Gay Kenya in Transition

Gay Kenya in Transition

dontaskdonttellThe progressive social movement’s success worldwide continues to befuddle me when set against so many political setbacks, and no better example than what happened in Kenya over the weekend.

Three Kenyan Anglican clerics fired by the church for being gay were reinstated with back pay and damages by a Kenyan court that also enforces Kenyan anti-gay laws.

“The homosexual crime was not established in this court,” said Justice Byram Ongaya. Moreover: “…there is no evidence of the homosexual allegations.”

You see, had there been, the three could be legally fired, then prosecuted and then jailed. So I’m sure that many of you like me cynically believed all the judge was doing was setting them up for a later prosecution.

But after reading his ruling, I don’t think so. The judge was actually quite compassionate about the whole affair, awarding considerably more damages than required by law, explaining that the high award was “compensation for the trauma the three passed through when they were serving their suspension.”

“The suspension amounted to degradation. The church did not give them any right of legal representation during its tribunal hearing,” the judge explained to a packed court room. “They must have looked for a place to hide because of the kind of injury they have suffered,” he went on.

Clearly all would agree this puts Kenya right now on the “Don’t Ask, Don’t Tell” level of social progress. America’s stint with that period was a very short one. Kenya, unlike most of America, has very harsh laws against homosexuality, so it might be argued that Kenya’s stint with this period will be much longer.
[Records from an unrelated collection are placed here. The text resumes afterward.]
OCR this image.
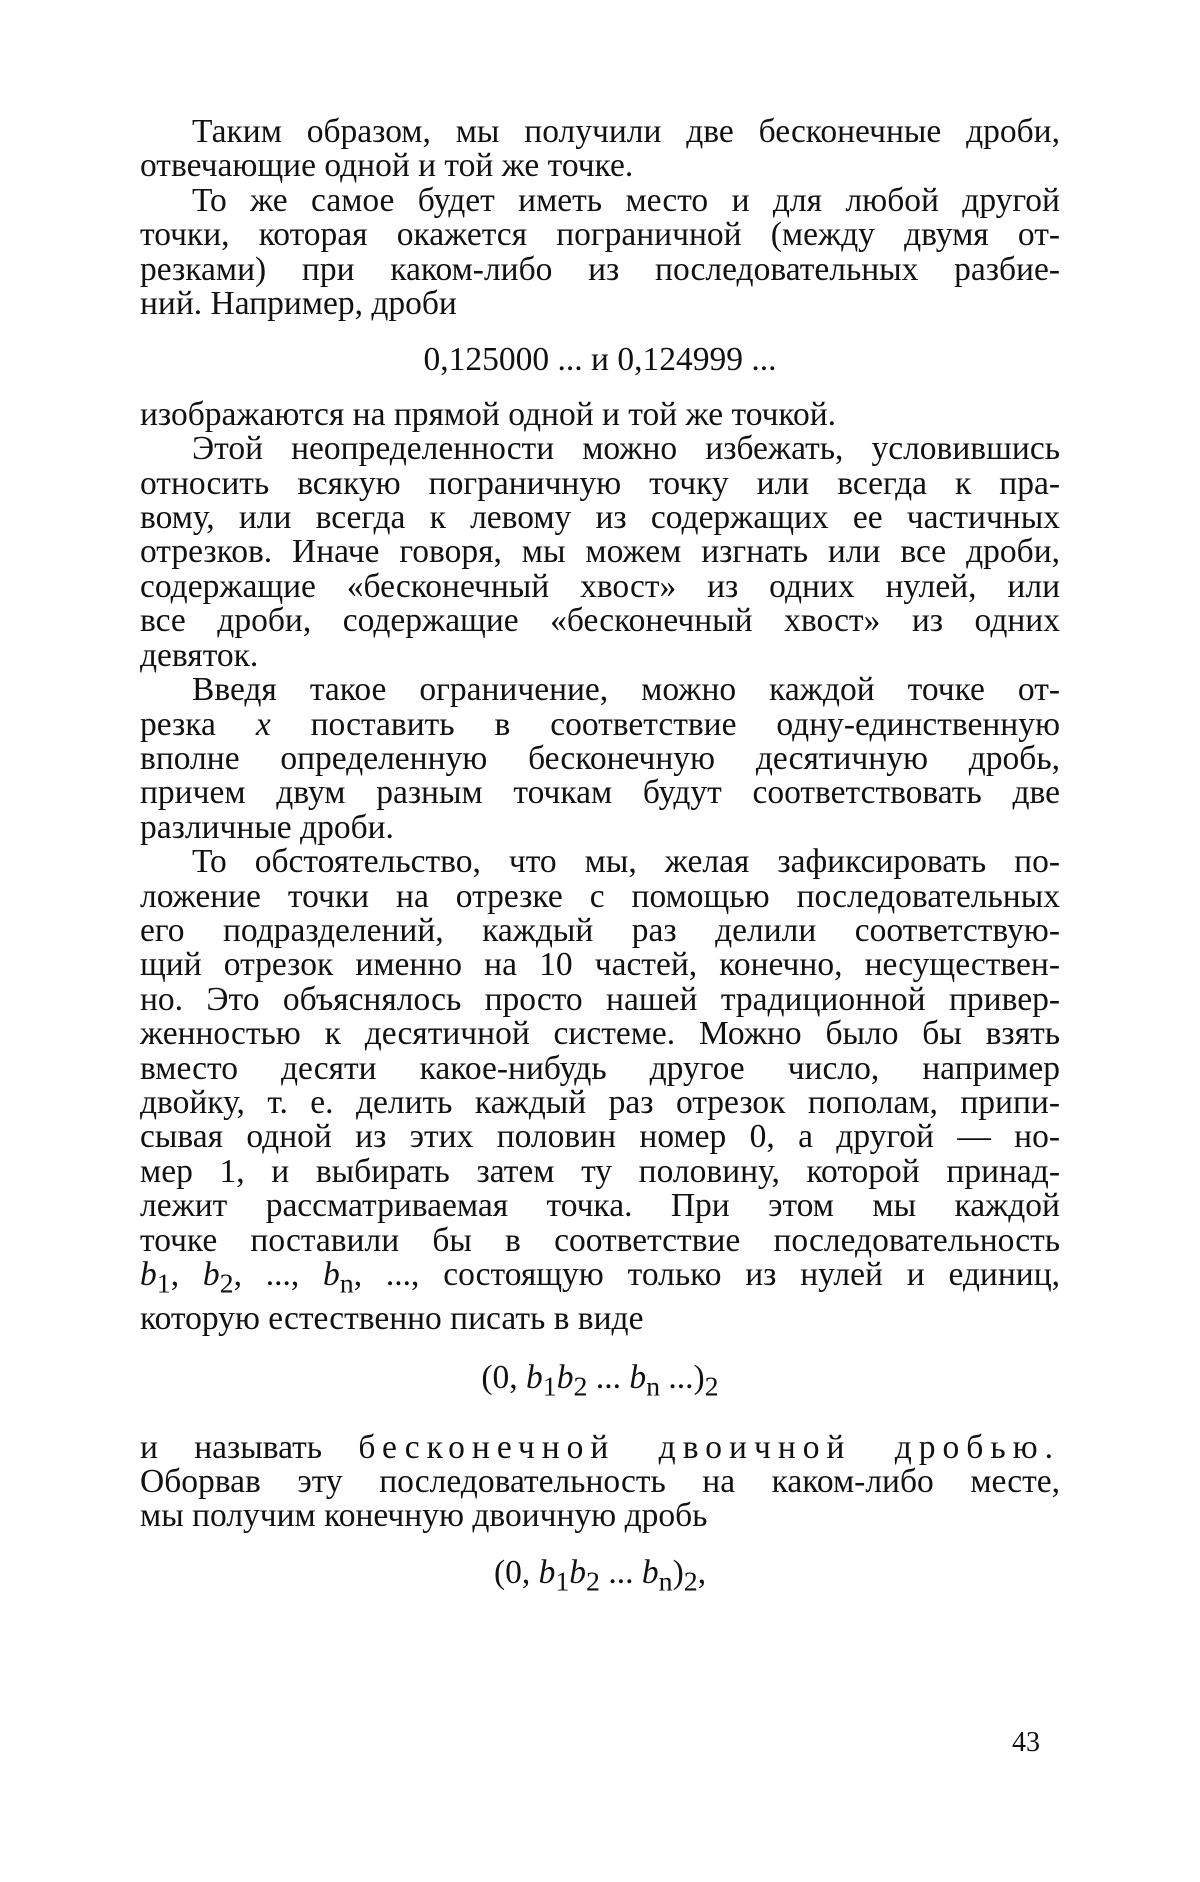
Таким образом, мы получили две бесконечные дроби,

отвечающие одной и той же точке.

То же самое будет иметь место и для любой другой

точки, которая окажется пограничной (между двумя от-

резками) при каком-либо из последовательных разбие-

ний. Например, дроби

0,125000 ... и 0,124999 ...

изображаются на прямой одной и той же точкой.

Этой неопределенности можно избежать, условившись

относить всякую пограничную точку или всегда к пра-

вому, или всегда к левому из содержащих ее частичных

отрезков. Иначе говоря, мы можем изгнать или все дроби,

содержащие «бесконечный хвост» из одних нулей, или

все дроби, содержащие «бесконечный хвост» из одних

девяток.

Введя такое ограничение, можно каждой точке от-

резка x поставить в соответствие одну-единственную

вполне определенную бесконечную десятичную дробь,

причем двум разным точкам будут соответствовать две

различные дроби.

То обстоятельство, что мы, желая зафиксировать по-

ложение точки на отрезке с помощью последовательных

его подразделений, каждый раз делили соответствую-

щий отрезок именно на 10 частей, конечно, несуществен-

но. Это объяснялось просто нашей традиционной привер-

женностью к десятичной системе. Можно было бы взять

вместо десяти какое-нибудь другое число, например

двойку, т. е. делить каждый раз отрезок пополам, припи-

сывая одной из этих половин номер 0, а другой — но-

мер 1, и выбирать затем ту половину, которой принад-

лежит рассматриваемая точка. При этом мы каждой

точке поставили бы в соответствие последовательность

$b_1$, $b_2$, ..., $b_n$, ..., состоящую только из нулей и единиц,

которую естественно писать в виде

(0, $b_1b_2$ ... $b_n$ $...)_2$

и называть бесконечной двоичной дробью.

Оборвав эту последовательность на каком-либо месте,

мы получим конечную двоичную дробь

(0, $b_1b_2$ ... $b_n)_2$,

43
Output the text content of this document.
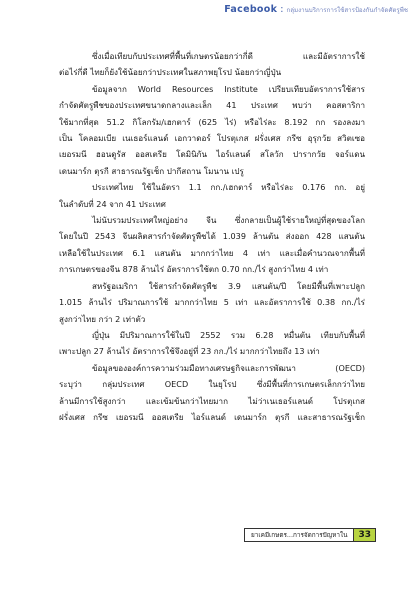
Facebook : กลุ่มงานบริการการใช้สารป้องกันกำจัดศัตรูพืช

ซึ่งเมื่อเทียบกับประเทศที่พื้นที่เกษตรน้อยกว่ากี่ดี และมีอัตราการใช้

ต่อไร่กี่ดี ไทยก็ยังใช้น้อยกว่าประเทศในสภาพยุโรป น้อยกว่าญี่ปุ่น

ข้อมูลจาก World Resources Institute เปรียบเทียบอัตราการใช้สาร

กำจัดศัตรูพืชของประเทศขนาดกลางและเล็ก 41 ประเทศ พบว่า คอสตาริกา

ใช้มากที่สุด 51.2 กิโลกรัม/เฮกตาร์ (625 ไร่) หรือไร่ละ 8.192 กก รองลงมา

เป็น โคลอมเบีย เนเธอร์แลนด์ เอกวาดอร์ โปรตุเกส ฝรั่งเศส กรีซ อุรุกวัย สวิตเซอ

เยอรมนี ฮอนดูรัส ออสเตรีย โดมินิกัน ไอร์แลนด์ สโลวัก ปารากวัย จอร์แดน

เดนมาร์ก ตุรกี สาธารณรัฐเช็ก ปากีสถาน โมนาน เปรู

ประเทศไทย ใช้ในอัตรา 1.1 กก./เฮกตาร์ หรือไร่ละ 0.176 กก. อยู่

ในลำดับที่ 24 จาก 41 ประเทศ

ไม่นับรวมประเทศใหญ่อย่าง จีน ซึ่งกลายเป็นผู้ใช้รายใหญ่ที่สุดของโลก

โดยในปี 2543 จีนผลิตสารกำจัดศัตรูพืชได้ 1.039 ล้านตัน ส่งออก 428 แสนตัน

เหลือใช้ในประเทศ 6.1 แสนตัน มากกว่าไทย 4 เท่า และเมื่อคำนวณจากพื้นที่

การเกษตรของจีน 878 ล้านไร่ อัตราการใช้ตก 0.70 กก./ไร่ สูงกว่าไทย 4 เท่า

สหรัฐอเมริกา ใช้สารกำจัดศัตรูพืช 3.9 แสนตัน/ปี โดยมีพื้นที่เพาะปลูก

1.015 ล้านไร่ ปริมาณการใช้ มากกว่าไทย 5 เท่า และอัตราการใช้ 0.38 กก./ไร่

สูงกว่าไทย กว่า 2 เท่าตัว

ญี่ปุ่น มีปริมาณการใช้ในปี 2552 รวม 6.28 หมื่นตัน เทียบกับพื้นที่

เพาะปลูก 27 ล้านไร่ อัตราการใช้จึงอยู่ที่ 23 กก./ไร่ มากกว่าไทยถึง 13 เท่า

ข้อมูลขององค์การความร่วมมือทางเศรษฐกิจและการพัฒนา (OECD)

ระบุว่า กลุ่มประเทศ OECD ในยุโรป ซึ่งมีพื้นที่การเกษตรเล็กกว่าไทย

ล้านมีการใช้สูงกว่า และเข้มข้นกว่าไทยมาก ไม่ว่าเนเธอร์แลนด์ โปรตุเกส

ฝรั่งเศส กรีซ เยอรมนี ออสเตรีย ไอร์แลนด์ เดนมาร์ก ตุรกี และสาธารณรัฐเช็ก

ยาเคมีเกษตร...การจัดการปัญหาใน	33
That’s so hard to predict. The acceptance of LGBT culture worldwide has evolved with unbelievable speed.

And all this is happening in a “democratic” country that is growing increasingly authoritarian… political setbacking, so to speak. The party in power, and their helmsman, are legislating against free speech, free assembly and electoral freedoms with so far little judicial resistance.

Consider that in the last encounter between Kenya’s President Uhuru Kenyatta and President Obama, a very public impasse occurred over the matter of LGBT rights. President Kenyatta in a heated reply to Obama’s call for tolerance of the LGBT community dismissed the American president by insisting in Africa that “Gay Rights is Really a non-Issue.”

Well, I guess not. In fact, the same month that Kenyatta and Obama had their tiff about LGBT rights, another Kenyan judge ordered the Kenyan registrar of organizations to legitimize one of Kenya’s LGBT groups.

So we’ll keep our eye on Justice Ongaya, see how the Anglican church is going to deal with this incredible internal paradox, but let’s not lose grasp of my initial befuddlement: why have LGBT struggles been more successful than political struggles like those for national health care, for example?

Put more positively, what can the struggle for progressive politics learn from the LGBT struggle?

I suppose that the issue of taxation or resource tithing associated with government programs makes politics more significant to the actual day-to-day lives of people than the sexual behavior of fellow citizens. But you would not think so listening to the Right. Taking them on face value, morality is far more important than government policy. In fact, many on the Right believe the two need to be carefully but almost completely associated.

Perhaps that’s it. Conservative “Face Value” is not. Rants against homosexuality are legendary from closeted homosexuals. Has anyone totaled up how many Republican versus how many Democratic gay scandals there have been?

So all the LGBT struggle has had to do is persevere, because ultimately the religious voodoo auguries dissolve into reality and then, well, it’s no longer a moral issue but a psychological one of denial.

So… all those Americans who argue health care is not a human right are just in denial? They really do believe it is. I mean how could any one human not believe in his heart of hearts that we have to keep all our fellow human beings alive and well?

How could any real sensitive and warm-hearted person believe someone should be incarcerated for using pot?

How could anyone with a half-a-brain not believe that truth matters?

So … just persevere and the world will come round.